Starting Gate: Welcome To Metaphor, New Hampshire
(UNITY, N.H.) This town of just more than 1,700 people will today host an event that, during the most contentious days of the nomination battle between Barack Obama and Hillary Clinton, some Democrats feared would never come. But their joint public appearance this afternoon – the first since Clinton suspended her campaign three weeks ago – was never in quite as much jeopardy as fearful Democrats (and an obsessively speculating media) seemed to think.
That's because the party insiders and elected officials known as superdelegates always had the power to settle even the closest of races long before the party's convention in Denver. More importantly, they had the incentive to do so: After eight years of what many Democrats feel was the worst presidency in modern history, the vast majority were not going to risk their party's chances at taking back power by dithering between two candidates who, ultimately, were remarkably similar on the issues.

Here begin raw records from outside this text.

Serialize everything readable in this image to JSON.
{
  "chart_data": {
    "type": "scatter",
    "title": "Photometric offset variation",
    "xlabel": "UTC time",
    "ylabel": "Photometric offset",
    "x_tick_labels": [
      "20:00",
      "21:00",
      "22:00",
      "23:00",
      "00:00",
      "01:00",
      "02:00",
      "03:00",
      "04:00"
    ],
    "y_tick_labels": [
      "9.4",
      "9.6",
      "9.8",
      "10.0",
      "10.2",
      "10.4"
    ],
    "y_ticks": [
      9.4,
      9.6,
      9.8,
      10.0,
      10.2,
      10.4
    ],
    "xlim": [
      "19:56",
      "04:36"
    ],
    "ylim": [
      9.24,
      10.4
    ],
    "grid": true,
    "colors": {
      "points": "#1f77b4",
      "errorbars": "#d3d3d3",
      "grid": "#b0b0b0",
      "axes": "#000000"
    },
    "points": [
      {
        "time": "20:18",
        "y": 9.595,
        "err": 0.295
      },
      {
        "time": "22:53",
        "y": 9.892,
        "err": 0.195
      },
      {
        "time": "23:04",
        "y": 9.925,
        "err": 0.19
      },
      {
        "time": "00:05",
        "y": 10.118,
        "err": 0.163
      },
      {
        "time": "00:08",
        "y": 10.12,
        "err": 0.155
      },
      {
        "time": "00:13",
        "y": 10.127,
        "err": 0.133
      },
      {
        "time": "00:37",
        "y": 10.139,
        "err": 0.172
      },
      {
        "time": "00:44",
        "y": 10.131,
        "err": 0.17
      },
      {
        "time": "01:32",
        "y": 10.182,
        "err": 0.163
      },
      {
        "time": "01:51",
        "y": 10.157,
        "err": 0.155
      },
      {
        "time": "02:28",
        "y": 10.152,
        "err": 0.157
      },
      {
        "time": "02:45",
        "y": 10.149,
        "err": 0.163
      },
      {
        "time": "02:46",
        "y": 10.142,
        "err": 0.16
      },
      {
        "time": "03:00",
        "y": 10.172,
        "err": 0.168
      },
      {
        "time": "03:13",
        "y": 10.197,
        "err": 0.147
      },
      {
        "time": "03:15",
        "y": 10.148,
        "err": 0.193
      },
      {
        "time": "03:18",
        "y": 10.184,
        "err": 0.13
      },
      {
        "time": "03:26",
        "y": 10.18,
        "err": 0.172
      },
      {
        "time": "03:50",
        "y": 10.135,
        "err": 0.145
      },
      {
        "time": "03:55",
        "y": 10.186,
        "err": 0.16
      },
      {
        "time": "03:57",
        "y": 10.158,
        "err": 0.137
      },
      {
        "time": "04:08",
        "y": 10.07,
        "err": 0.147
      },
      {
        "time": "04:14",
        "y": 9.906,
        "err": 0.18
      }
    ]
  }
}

Many still harbor painful memories of the Democratic convention in 1980, where Jimmy Carter ended up essentially chasing rival Ted Kennedy around the stage in an effort to join hands for a show of party unity after a tough primary fight. It was an undignified moment for the president, who never quite caught his vanquished rival. (Here's how Walter Cronkite described the scene: "Sen. Kennedy leaves the stand, sober, unsmiling. There will be no pictures in tomorrow morning's paper, and none for posterity, of Ted Kennedy holding Jimmy Carter's hand aloft.")
Today's event, by contrast, will serve as a demonstration of a successful move towards party consolidation, one taking place long before the convention. Clinton's donors – whom CBS News political consultant Joe Trippi characterized in a conversation with Horserace this week as "probably the greatest collection of big dollar Democrats ever put together" – have gradually put aside their reservations about Obama, in part simply because they want to get on board with the man who came out on top. "These are people who want to support whomever the Democratic nominee is," Trippi said. Last night, many of those donors met with Obama and Clinton for an upbeat gathering at the Mayflower Hotel in Washington DC.
Clinton herself is too smart to be seen holding a grudge: She knows it is in her political interests, not to mention her ideological ones, to do everything she's asked to help her former rival. (Doing so also doesn't hurt her efforts to retire her significant campaign debt.) Her husband is a somewhat harder nut to crack: Bill Clinton's tepid endorsement of Obama this week, issued through a spokesman, looked like evidence of his continuing anger towards the presumptive nominee. The former president believes that Obama ran against his presidential record and thinks his campaign falsely implied that he is a racist, and those wounds have yet to heal. But the Obama campaign assumes, probably correctly, that Bill will eventually come on board.
So while the metaphor may be a bit obvious, today's event here in the tiny town of Unity does seem to reflect a relatively successful movement towards party togetherness after a tough and tight primary battle. "I haven't seen the party this united this early in a long time," Trippi said. For Democrats who feared a contested and bitter fight all the way to the convention, that has to be a relief.